IL CANDIDATO DI LAURA FRATTURA: UN'ANOMALIA, UN “VULNUS” O UNA DIVERSITA' NELL'UNITA'?
HA TITOLO A PROPORSI COME ALTERNATIVA CREDIBILE A IORIO? PUO' SEGNARE UNA LINEA DI DEMARCAZIONE NETTA RISPETTO A QUELLA CULTURA POLITICA E A QUELLA GESTIONE?

Mi sono soffermato sull'unico candidato che non sembra essere ancora del tutto dentro la logica delle primarie perché questo mi sembra ancora l'ultimo freno alla loro piena riuscita, che dipende in sostanza dall'ampiezza della partecipazione e dalla convinzione con cui gli elettori si avvicineranno alle urne aperte il 4 settembre circa la validità e la legittimità democratica della prova cui sono chiamati a partecipare. Convinzione che si traduce, in sostanza, nella scelta di dare seguito all'intenzione di voto per il 16 ottobre votando senza esitazioni il candidato che risulterà vincitore.
E' questa convinzione che i 5 candidati devono infondere anche ai loro sostenitori. E' questa convinzione che il solo Petraroia sembra non voler alimentare. E poiché questa resistenza, sorda e opaca, poggia sempre e solo sull'argomento della provenienza e della storia politica di Paolo Di Laura Frattura sarà bene prendere di petto questo tema, così come mi ero ripromesso di fare già dal post precedente.
Sia chiaro: non intendo portare argomenti a sostegno della tesi che sia lui il migliore dei 5. Sarà ovviamente la cultura politica del lettore a orientare le sue scelte come meglio crede. Intendo però fornire al lettore un profilo essenziale del candidato così come lo ho conosciuto, perché possa compiere con qualche elemento di giudizio in più per compiere le sue scelte, secondo le sue inclinazioni e preferenze.
Me la caverò con poche battute, deludendo forse chi si aspetta una biografia ragionata ma tranquillizzando chi teme uno sproloquio. Risponderò perciò alle domande che più spesso ricorrono sulla persona tra il “popolo di centro-sinistra”.
Non ha mai preso le distanze da Iorio?
Pur avendolo sostenuto undici anni fa, nel suo percorso successivo da presidente della Camera di Commercio ha compiuto atti, pubblici e impegnativi, che, sul piano tecnico, non su quello politico, delineavano chiaramente tutte le argomentazioni che portavano a una sonora bocciatura del suo operato. Senza peraltro compiere atti politici a sostegno di quella Giunta e di quella maggioranza.
Ne condivide i valori?
Ha una cultura imprenditoriale, basata su merito, competizione regolata, pari opportunità, calcolo razionale costi-benefici.
E' una cultura politica di sinistra?
Non lo è perché non ha una cultura politica nel senso proprio del termine: manca nel suo curriculum un retroterra politico. Questa caratteristica, questo limite, se si vuole, lo porta in compenso a giudicare con severità, sgombra dalle ipoteche che dalla politica possono derivare, i costi, le inefficienze e il deficit di legalità che pervadono ampie aree dell'attività politica ed hanno segnato pesantemente l'ultimo decennio (in Italia come in Molise).
Condivide i valori della solidarietà?
Ha una solida formazione nell'alveo della dottrina sociale cattolica.

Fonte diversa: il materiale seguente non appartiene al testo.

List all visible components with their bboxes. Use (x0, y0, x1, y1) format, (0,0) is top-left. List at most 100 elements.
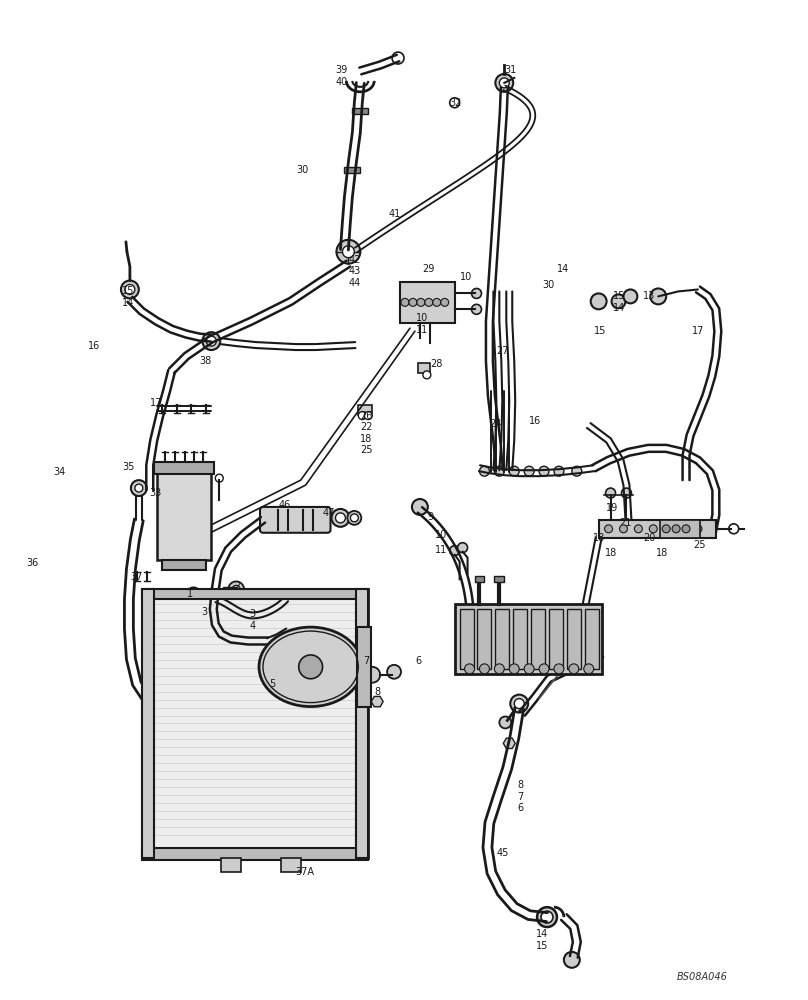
Circle shape (228, 581, 244, 597)
Circle shape (524, 466, 534, 476)
Circle shape (425, 298, 433, 306)
Bar (142, 848, 368, 860)
Text: 17: 17 (149, 398, 162, 408)
Bar (400, 282, 455, 323)
Bar (531, 609, 545, 669)
Circle shape (679, 525, 687, 533)
Text: 15
14: 15 14 (122, 286, 134, 308)
FancyBboxPatch shape (260, 507, 330, 533)
Circle shape (433, 298, 440, 306)
Text: 27: 27 (496, 346, 509, 356)
Circle shape (612, 294, 625, 308)
Circle shape (135, 484, 143, 492)
Bar (474, 576, 485, 582)
Circle shape (125, 284, 135, 294)
Bar (455, 604, 602, 674)
Polygon shape (503, 738, 516, 748)
Circle shape (539, 466, 549, 476)
Circle shape (554, 664, 564, 674)
Circle shape (472, 288, 482, 298)
Circle shape (539, 664, 549, 674)
Circle shape (606, 488, 616, 498)
Circle shape (364, 412, 372, 420)
Circle shape (465, 664, 474, 674)
Circle shape (634, 525, 642, 533)
Circle shape (479, 466, 490, 476)
Text: BS08A046: BS08A046 (677, 972, 728, 982)
Bar (418, 363, 430, 373)
Text: 26
22
18
25: 26 22 18 25 (360, 411, 372, 455)
Circle shape (351, 514, 358, 522)
Bar (549, 609, 563, 669)
Text: 42
43
44: 42 43 44 (348, 255, 360, 288)
Text: 45: 45 (496, 848, 509, 858)
Text: 33: 33 (149, 488, 162, 498)
Circle shape (305, 589, 317, 601)
Circle shape (494, 466, 504, 476)
Bar (599, 520, 716, 538)
Circle shape (417, 298, 425, 306)
Bar (358, 405, 372, 415)
Text: 17: 17 (692, 326, 705, 336)
Text: 20: 20 (643, 533, 656, 543)
Text: 19: 19 (606, 503, 618, 513)
Circle shape (206, 336, 217, 346)
Text: 18: 18 (593, 533, 605, 543)
Circle shape (494, 664, 504, 674)
Text: 35: 35 (122, 462, 134, 472)
Text: 12: 12 (513, 649, 526, 659)
Circle shape (347, 511, 361, 525)
Bar (660, 520, 700, 538)
Text: 39
40: 39 40 (335, 65, 347, 87)
Circle shape (564, 952, 580, 968)
Text: 16: 16 (529, 416, 541, 426)
Circle shape (729, 524, 739, 534)
Text: 46: 46 (279, 500, 291, 510)
Bar (223, 587, 238, 594)
Text: 47: 47 (322, 508, 335, 518)
Circle shape (232, 585, 240, 593)
Circle shape (514, 699, 524, 709)
Text: 6: 6 (415, 656, 421, 666)
Circle shape (537, 907, 557, 927)
Circle shape (450, 98, 460, 108)
Bar (585, 609, 599, 669)
Circle shape (509, 466, 520, 476)
Text: 2: 2 (234, 581, 241, 591)
Circle shape (450, 546, 460, 556)
Ellipse shape (259, 627, 362, 707)
Circle shape (479, 664, 490, 674)
Circle shape (358, 412, 366, 420)
Circle shape (541, 911, 553, 923)
Circle shape (495, 74, 513, 92)
Circle shape (572, 466, 582, 476)
Circle shape (509, 664, 520, 674)
Bar (352, 108, 368, 114)
Text: 34: 34 (53, 467, 65, 477)
Bar (142, 589, 368, 599)
Text: 1: 1 (187, 589, 192, 599)
Circle shape (178, 709, 191, 722)
Bar (513, 609, 527, 669)
Circle shape (663, 525, 670, 533)
Circle shape (524, 664, 534, 674)
Bar (221, 858, 241, 872)
Text: 41: 41 (388, 209, 400, 219)
Bar (281, 858, 301, 872)
Text: 37A: 37A (296, 867, 315, 877)
Text: 31: 31 (504, 65, 516, 75)
Bar (494, 576, 504, 582)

PUO' VINCERE IL 17 OTTOBRE SE DOVESSE VINCERE IL 4 SETTEMBRE?

La sintesi di queste valutazioni mi porta a dire che è credibile quanto al programma che presenta.
E' un programma condivisibile?
A questa domanda non devo rispondere io ma il lettore in base agli elementi di conoscenza che il candidato Di Laura Frattura fornisce. Potrà convincere più o meno elettori di centro-sinistra, ha comunque titolo a rivolgersi a loro. Aggiungo: e solo a loro. Il giudizio verrà il 4 settembre.
Infine: se vince, può battere Iorio e far voltare pagina in modo chiaro e netto alla politica molisana?
Sì, tanto quanto ciascuno degli altri quattro una volta che esca/escano vincitori dalle primarie.
Faccia questa “professione di fede” ciascuno degli elettori che si recheranno a votare per le primarie il 4 settembre e un grande passo sarà stato compiuto verso la vittoria il 17 ottobre.

venerdì 5 agosto 2011

I cinque candidati alle primarie. Un'profilo

 [3 agosto - 9 agosto]
E' giunto il momento di prendere in esame le candidature alle primarie.
Non è lo scopo di questo blog fare campagna elettorale. Almeno adesso. Verrà il momento, quando si tratterà di sostenere nella campagna di settembre-ottobre il candidato vincitore delle primarie.
Mi sembrerebbe però una forma di reticenza non sviluppare qualche ragionamento sui cinque in lizza. Senza nascondere propensioni né critiche, del tutto personali. Cercherò di mettere in evidenza soprattutto le prime, perché lo scopo ultimo è convincere gli elettori che, chiunque vinca, merita di essere il nostro candidato.
Partendo da una constatazione: la campagna per il Molise è diventata una questione nazionale. E' la prima prova elettorale a carattere politico dopo le amministrative di primavera e dopo l'attacco speculativo d'estate, che da fronti diversi stanno mettendo al tappeto la grande illusione berlusconiana.
Il premier vorrebbe ripartire dal Molise. I molisani vedranno quindi schierata tutta la poderosa macchina del consenso del governo nazionale. E' stata sconfitta a Napoli e Milano, può esserlo anche in Molise. Dipende dai molisani

LA CAMPAGNA PER IL MOLISE È DIVENTATA UNA QUESTIONE NAZIONALE. E' LA PRIMA PROVA ELETTORALE A CARATTERE POLITICO DOPO LE AMMINISTRATIVE DI PRIMAVERA E L'ATTACCO SPECULATIVO D'ESTATE CHE DA FRONTI DIVERSI STANNO METTENDO AL TAPPETO LA GRANDE ILLUSIONE BERLUSCONIANA

I segnali sono eloquenti. La data delle elezioni è stata anticipata di circa un mese rispetto al normale andamento della legislatura regionale (e alla prassi consolidata) per mettere i bastoni tra le ruote del centro-sinistra comprimendo i tempi delle primarie e costringendo a una rincorsa affannosa per le inevitabili trattative politiche che faranno seguito al risultato delle primarie. Lo sblocco dei fondi FAS non si può dire che sia stato motivato dall'intenzione di fare un favore soltanto a Iorio né principalmente a lui, ma evidentemente tempi e modi miravano a favorirlo. Ma anche i piccoli particolari contano. Le Regioni si ribellano all'inasprimento dei ticket per la sanità e avanzano una contro-proposta: tassiamo di più il fumo. Il dispaccio Ansa, che sarà ripreso da tutta la stampa nazionale, attribuisce la dichiarazione (a nome delle Regioni) al Presidente del Molise...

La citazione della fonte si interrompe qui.